A Cajun merchant seaman in New Orleans saves a woman from thugs then helps her search for her missing father, finding out he's the victim of a cruel game for the wealthy setup by a nefarious businessman.

Hong Kong director John Woo entered Hollywood with Hard Target starring Jean-Claude Van Damme. Van Damme plays Chance Boudreaux, a Cajun merchant seaman who stumbles into saving a beautiful woman in distress, Natasha Binder (Yancy Butler), from a gang of thugs on the streets of New Orleans. Chance agrees to help Natasha find her missing father (Chuck Pfarrer), a homeless Vietnam veteran. The two of them eventually find out that Natasha’s father has become the victim of the nefarious Emil Fouchon (Lance Henriksen) who arranges hunts with human prey for wealthy sportsmen looking for a bigger thrill. Fouchon gets word of Chance and Natasha investing her father’s murder he sends his henchmen after them, which leads to their flight to a cabin in the Bayou where Chance’s Uncle Douvee (Wilford Brimley) resides setting up a showdown between Fouchon, his mercenary army, and Chance.

While Hard Target has a lot of the kinetic energy of John Woo’s Hong Kong action films, much of Woo’s vision is hampered by interference from outside influences by producers. This keeps the film from ever reaching the artistic climax, despite the awesome set pieces that define any good Woo or Van Damme picture. We get the famous roundhouse kicks, the car chases, gunplay, explosions, and two nefarious villains in the form of Lance Henriksen and Arnold Vosloo as his most trusted mercenary.

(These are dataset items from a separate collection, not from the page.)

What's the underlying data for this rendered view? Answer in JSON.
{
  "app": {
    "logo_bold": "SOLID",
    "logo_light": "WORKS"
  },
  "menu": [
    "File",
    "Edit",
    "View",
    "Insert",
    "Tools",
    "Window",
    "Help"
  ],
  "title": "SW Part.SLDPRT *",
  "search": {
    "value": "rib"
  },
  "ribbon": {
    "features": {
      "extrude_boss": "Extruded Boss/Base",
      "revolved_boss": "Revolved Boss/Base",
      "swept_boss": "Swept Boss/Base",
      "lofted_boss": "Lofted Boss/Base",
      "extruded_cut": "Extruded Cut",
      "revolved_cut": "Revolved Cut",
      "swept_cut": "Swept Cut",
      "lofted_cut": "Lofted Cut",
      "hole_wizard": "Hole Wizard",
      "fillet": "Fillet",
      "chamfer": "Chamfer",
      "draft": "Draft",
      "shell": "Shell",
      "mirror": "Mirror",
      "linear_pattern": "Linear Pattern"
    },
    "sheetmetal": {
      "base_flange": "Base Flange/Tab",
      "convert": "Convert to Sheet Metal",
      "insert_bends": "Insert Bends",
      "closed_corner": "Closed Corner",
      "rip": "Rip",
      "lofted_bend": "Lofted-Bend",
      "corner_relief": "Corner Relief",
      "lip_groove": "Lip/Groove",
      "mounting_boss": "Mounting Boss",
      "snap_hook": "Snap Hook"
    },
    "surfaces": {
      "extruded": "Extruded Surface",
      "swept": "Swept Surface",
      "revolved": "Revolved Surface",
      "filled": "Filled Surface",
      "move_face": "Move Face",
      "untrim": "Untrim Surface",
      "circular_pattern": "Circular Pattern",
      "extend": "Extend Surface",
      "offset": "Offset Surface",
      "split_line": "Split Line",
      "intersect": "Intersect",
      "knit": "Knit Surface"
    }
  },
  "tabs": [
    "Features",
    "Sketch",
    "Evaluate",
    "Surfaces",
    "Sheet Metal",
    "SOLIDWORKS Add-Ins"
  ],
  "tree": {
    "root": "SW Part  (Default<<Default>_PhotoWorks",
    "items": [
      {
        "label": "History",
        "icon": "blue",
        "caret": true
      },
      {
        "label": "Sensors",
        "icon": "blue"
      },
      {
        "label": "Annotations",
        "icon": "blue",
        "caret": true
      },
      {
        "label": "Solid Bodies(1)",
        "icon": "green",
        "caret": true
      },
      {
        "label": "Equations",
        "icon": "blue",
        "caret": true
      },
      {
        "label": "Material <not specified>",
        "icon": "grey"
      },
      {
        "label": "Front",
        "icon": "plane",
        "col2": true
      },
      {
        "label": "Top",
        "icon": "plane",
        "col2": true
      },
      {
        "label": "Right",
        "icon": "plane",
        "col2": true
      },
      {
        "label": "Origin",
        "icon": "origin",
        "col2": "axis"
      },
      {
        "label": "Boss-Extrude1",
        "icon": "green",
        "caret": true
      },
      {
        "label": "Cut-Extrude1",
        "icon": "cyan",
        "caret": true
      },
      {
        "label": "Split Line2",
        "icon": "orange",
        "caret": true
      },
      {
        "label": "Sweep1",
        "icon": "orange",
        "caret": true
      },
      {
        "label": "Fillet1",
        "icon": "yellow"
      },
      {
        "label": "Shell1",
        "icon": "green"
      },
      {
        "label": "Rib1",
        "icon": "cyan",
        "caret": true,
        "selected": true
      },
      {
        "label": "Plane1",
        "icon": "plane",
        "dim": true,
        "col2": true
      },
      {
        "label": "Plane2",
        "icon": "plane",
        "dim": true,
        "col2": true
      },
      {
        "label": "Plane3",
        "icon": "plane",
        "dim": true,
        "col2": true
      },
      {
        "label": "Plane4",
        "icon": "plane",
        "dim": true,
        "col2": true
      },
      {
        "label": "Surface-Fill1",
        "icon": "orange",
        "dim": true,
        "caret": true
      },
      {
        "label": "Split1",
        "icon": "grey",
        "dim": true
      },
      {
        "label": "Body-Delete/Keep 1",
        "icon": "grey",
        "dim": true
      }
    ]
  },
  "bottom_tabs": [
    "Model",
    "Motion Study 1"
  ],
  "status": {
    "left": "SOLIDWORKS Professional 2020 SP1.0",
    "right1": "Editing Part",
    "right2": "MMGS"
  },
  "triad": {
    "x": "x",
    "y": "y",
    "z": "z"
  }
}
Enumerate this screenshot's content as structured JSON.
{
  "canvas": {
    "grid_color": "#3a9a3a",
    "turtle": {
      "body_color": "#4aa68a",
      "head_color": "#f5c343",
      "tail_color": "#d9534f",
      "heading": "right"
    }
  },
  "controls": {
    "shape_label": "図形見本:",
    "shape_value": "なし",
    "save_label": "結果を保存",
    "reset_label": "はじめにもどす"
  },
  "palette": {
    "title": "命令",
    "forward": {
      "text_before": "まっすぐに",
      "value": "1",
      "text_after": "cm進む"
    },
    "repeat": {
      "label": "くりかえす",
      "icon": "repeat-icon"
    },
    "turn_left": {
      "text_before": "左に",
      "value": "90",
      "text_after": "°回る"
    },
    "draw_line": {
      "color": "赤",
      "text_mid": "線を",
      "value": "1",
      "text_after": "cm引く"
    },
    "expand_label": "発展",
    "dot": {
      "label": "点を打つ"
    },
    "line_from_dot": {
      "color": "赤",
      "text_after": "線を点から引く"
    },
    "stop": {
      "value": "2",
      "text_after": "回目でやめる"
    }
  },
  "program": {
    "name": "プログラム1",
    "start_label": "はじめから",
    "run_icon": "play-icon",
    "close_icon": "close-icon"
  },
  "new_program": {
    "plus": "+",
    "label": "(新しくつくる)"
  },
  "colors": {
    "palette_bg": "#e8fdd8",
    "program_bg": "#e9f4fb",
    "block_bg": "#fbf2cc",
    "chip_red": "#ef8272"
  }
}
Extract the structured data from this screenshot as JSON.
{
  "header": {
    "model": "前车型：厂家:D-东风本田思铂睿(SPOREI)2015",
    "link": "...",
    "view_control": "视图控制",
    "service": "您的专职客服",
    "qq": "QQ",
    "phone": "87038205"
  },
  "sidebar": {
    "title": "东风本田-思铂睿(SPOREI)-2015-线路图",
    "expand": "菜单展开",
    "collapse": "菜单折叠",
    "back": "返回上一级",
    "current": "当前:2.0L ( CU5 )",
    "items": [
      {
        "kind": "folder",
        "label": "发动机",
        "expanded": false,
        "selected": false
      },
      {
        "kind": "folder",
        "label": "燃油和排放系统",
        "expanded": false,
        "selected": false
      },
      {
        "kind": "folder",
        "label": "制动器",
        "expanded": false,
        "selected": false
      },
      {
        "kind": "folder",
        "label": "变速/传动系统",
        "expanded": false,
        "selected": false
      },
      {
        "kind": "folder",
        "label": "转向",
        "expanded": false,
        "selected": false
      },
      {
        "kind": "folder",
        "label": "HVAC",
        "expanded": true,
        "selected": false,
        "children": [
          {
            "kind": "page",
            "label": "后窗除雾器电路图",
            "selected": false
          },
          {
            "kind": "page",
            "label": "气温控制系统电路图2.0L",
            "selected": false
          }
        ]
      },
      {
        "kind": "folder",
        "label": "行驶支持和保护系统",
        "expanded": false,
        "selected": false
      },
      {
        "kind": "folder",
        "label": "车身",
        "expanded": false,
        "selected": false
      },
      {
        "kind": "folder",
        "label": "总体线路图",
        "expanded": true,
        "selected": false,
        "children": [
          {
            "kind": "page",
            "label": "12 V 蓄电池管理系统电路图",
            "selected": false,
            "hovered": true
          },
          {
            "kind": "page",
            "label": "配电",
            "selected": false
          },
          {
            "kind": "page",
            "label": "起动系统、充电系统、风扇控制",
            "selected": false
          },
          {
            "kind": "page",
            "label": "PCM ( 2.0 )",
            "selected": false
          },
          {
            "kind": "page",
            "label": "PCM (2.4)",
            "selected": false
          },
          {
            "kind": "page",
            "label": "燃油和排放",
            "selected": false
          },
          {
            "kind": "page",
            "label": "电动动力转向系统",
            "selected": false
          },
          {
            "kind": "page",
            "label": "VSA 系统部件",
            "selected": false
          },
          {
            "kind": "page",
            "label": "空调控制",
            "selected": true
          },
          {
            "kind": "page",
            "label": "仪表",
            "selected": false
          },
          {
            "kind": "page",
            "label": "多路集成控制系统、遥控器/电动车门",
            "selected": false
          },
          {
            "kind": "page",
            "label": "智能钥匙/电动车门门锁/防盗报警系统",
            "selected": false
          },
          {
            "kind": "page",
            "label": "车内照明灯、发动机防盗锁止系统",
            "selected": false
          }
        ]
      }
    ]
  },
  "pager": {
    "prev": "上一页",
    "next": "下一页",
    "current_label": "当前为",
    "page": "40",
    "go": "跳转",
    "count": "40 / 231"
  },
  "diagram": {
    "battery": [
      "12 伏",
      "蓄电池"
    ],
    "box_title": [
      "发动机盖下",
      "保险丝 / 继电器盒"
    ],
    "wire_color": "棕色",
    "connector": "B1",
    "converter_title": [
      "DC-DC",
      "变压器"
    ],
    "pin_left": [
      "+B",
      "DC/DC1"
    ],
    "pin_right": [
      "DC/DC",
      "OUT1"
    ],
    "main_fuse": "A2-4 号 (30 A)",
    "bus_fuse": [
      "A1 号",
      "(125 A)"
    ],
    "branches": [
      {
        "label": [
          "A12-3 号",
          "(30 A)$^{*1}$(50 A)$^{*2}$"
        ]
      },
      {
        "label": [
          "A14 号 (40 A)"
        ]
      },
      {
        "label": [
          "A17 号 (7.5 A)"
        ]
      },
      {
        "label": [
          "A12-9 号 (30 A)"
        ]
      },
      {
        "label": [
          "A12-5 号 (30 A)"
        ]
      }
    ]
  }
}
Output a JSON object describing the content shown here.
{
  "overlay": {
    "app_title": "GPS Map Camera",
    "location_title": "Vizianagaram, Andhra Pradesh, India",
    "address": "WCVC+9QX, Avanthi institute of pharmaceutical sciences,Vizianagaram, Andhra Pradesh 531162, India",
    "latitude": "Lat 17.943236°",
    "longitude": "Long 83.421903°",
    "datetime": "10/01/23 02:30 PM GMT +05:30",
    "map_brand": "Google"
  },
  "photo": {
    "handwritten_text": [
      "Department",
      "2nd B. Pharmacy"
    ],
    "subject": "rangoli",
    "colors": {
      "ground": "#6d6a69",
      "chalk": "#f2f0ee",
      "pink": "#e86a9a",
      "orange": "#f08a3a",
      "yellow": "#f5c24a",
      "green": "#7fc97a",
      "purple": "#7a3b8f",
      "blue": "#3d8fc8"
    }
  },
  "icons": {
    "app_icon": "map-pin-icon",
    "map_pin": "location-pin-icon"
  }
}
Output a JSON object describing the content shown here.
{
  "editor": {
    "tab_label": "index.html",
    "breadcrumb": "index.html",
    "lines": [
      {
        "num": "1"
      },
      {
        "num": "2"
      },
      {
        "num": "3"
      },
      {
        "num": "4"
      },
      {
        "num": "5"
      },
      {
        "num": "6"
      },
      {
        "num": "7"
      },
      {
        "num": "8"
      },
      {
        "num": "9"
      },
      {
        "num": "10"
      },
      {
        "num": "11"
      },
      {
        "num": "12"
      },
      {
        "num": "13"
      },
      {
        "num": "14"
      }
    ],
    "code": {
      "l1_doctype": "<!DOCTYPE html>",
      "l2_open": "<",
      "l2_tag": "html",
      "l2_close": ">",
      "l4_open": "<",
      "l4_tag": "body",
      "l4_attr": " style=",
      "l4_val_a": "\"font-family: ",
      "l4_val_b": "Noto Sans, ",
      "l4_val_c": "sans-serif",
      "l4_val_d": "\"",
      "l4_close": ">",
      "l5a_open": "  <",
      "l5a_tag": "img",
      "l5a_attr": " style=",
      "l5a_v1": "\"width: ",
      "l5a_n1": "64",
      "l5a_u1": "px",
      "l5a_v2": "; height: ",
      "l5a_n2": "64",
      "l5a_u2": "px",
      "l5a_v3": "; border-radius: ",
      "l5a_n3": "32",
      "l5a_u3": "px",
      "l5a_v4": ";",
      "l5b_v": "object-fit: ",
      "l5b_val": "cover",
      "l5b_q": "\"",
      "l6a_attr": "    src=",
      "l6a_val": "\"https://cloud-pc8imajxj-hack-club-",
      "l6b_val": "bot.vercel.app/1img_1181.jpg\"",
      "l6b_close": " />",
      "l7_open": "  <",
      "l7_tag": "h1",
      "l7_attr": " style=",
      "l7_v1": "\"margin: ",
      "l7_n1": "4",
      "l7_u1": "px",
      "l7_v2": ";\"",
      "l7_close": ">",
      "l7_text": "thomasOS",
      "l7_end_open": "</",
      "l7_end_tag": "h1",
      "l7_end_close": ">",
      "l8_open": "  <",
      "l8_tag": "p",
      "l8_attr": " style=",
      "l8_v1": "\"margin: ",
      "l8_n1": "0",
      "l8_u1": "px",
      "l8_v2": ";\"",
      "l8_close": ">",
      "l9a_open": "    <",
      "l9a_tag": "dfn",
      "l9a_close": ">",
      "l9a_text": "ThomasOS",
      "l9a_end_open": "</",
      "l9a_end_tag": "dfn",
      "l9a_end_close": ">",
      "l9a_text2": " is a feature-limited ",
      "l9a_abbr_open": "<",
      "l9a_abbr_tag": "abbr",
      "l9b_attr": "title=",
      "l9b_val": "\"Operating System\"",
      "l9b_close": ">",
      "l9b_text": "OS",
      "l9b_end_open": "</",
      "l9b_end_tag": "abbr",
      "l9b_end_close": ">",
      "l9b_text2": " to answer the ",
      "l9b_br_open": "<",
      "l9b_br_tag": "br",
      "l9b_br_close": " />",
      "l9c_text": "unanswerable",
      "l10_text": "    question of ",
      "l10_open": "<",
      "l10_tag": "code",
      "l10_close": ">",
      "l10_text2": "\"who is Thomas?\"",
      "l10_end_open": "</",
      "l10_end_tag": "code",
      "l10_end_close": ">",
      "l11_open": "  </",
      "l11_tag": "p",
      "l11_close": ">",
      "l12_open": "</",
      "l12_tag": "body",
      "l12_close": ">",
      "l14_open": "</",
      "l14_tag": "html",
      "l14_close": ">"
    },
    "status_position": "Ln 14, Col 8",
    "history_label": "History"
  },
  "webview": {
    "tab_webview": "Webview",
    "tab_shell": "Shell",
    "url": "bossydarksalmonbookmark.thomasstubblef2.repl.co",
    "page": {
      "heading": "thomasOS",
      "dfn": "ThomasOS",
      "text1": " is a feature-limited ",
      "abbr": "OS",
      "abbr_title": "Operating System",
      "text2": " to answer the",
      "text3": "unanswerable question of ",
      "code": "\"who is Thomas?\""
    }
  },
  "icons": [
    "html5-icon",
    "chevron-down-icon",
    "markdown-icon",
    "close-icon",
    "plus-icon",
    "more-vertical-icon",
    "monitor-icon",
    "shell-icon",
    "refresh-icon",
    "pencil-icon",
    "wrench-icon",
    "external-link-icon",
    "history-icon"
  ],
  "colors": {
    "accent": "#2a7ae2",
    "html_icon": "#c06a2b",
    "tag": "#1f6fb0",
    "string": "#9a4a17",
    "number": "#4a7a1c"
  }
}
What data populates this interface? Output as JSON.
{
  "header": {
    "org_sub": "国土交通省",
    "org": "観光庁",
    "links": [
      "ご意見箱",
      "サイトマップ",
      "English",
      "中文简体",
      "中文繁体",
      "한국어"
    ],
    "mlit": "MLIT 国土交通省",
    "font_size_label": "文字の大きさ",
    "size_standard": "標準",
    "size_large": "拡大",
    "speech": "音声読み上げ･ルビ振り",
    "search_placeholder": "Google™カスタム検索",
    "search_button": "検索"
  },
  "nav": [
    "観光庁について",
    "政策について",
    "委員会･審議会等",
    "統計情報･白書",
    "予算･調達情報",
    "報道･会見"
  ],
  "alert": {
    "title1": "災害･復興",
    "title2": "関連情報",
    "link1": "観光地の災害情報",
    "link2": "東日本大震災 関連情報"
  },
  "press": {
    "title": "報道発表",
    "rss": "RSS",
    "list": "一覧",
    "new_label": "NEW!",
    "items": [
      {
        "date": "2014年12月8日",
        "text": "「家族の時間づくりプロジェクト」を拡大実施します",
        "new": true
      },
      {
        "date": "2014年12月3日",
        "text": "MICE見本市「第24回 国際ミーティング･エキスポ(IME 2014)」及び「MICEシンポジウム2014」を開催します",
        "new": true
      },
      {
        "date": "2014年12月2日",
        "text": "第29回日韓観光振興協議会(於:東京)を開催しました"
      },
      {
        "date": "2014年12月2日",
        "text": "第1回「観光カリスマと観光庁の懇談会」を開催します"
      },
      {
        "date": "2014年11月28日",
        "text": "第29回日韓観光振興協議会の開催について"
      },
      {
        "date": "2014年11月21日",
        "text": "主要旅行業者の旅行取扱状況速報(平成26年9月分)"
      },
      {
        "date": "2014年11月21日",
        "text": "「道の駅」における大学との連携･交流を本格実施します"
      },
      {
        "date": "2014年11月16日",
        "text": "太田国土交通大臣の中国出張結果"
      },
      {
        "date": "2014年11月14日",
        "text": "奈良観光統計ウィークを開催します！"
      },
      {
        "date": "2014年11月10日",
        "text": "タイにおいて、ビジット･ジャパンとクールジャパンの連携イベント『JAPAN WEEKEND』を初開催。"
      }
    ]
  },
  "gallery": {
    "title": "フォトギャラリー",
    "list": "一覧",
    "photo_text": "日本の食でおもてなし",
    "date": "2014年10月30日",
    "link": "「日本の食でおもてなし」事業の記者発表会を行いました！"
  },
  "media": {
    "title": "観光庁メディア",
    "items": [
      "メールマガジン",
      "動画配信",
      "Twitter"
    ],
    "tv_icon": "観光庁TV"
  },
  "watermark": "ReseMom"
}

Visually, Woo doesn’t disappoint with Hard Target, offering gorgeous shots of the French Quarter, gritty slow-motion shots, and his set pieces in the Mardi Gras storage facility and in the cemetery. While it lacks some of the focus of Woo’s best work and has some painfully bad dialogue at times, this film is still worth a watch and makes for some good popcorn entertainment.

The Video

Hard Target is taken from a brand new 4K Restoration of the Unrated International Cut – from a 4K Scan of the original camera negative. It appears on 4K Ultra HD in a 1.85:1 HEVC 2160p (4K UHD) encodement with Dolby Vision HDR compatible with HDR10. The HDR has a MaxLL of 1387 and a MaxFALL of 581.

While there are some frames where the practical effects and slow-motion show some elevated film grain, lens dirt, and softness, overall, this is a pleasing transfer that has a fine layer of grain, sharp detail especially on closeups where one can make out the individual hairs in Van Damme’s stubble or the texture of leather. The application of the Dolby Vision provides only a subtle addition of brightness, but a more natural array of colors such as more nuanced sunsets, flames that ‘pop’ just a bit more from the screen and have more color gradations than the Blu-ray. Speaking of the included Blu-ray, it also looks very strong, but the grain doesn’t resolve quite as finely as on the 4K disc and we don’t see as much ‘pop’ in some of the specular highlights, but there is a very similar appearance between the two discs.

The Audio

The 5.1 DTS-HD Master Audio mix on this release (included on both the 4K and Blu-ray) is a decent sounding mix that is spacious and has clear dialogue, spaces the score out through the surrounds which also carry the occasional solid foley effect and plenty of atmospherics. The 2.0 stereo mix is also very good, sounding very wide, dynamic, and clean. Now for the not so good – there’s an error on the 5.1 mix where the channels reverse. At the time of writing this review Kino Lorber has already confirmed they will be offering replacements. If you want to hear this, because it can be easy to miss, you can around the 20:40 mark on the 4K disc where the trolley is panning to the left of the screen; the sound of the trolley briefly pans to the right before being panned into the surround left channel. There is no flaw on the 2.0 mix.

The Supplements

I enjoyed the audio commentary from film historians Brandon Bentley and Mike Leeder. They give a conversational and informational commentary with plenty of trivia on the film. The new interviews with the cast, crew, and director are also strong inclusions.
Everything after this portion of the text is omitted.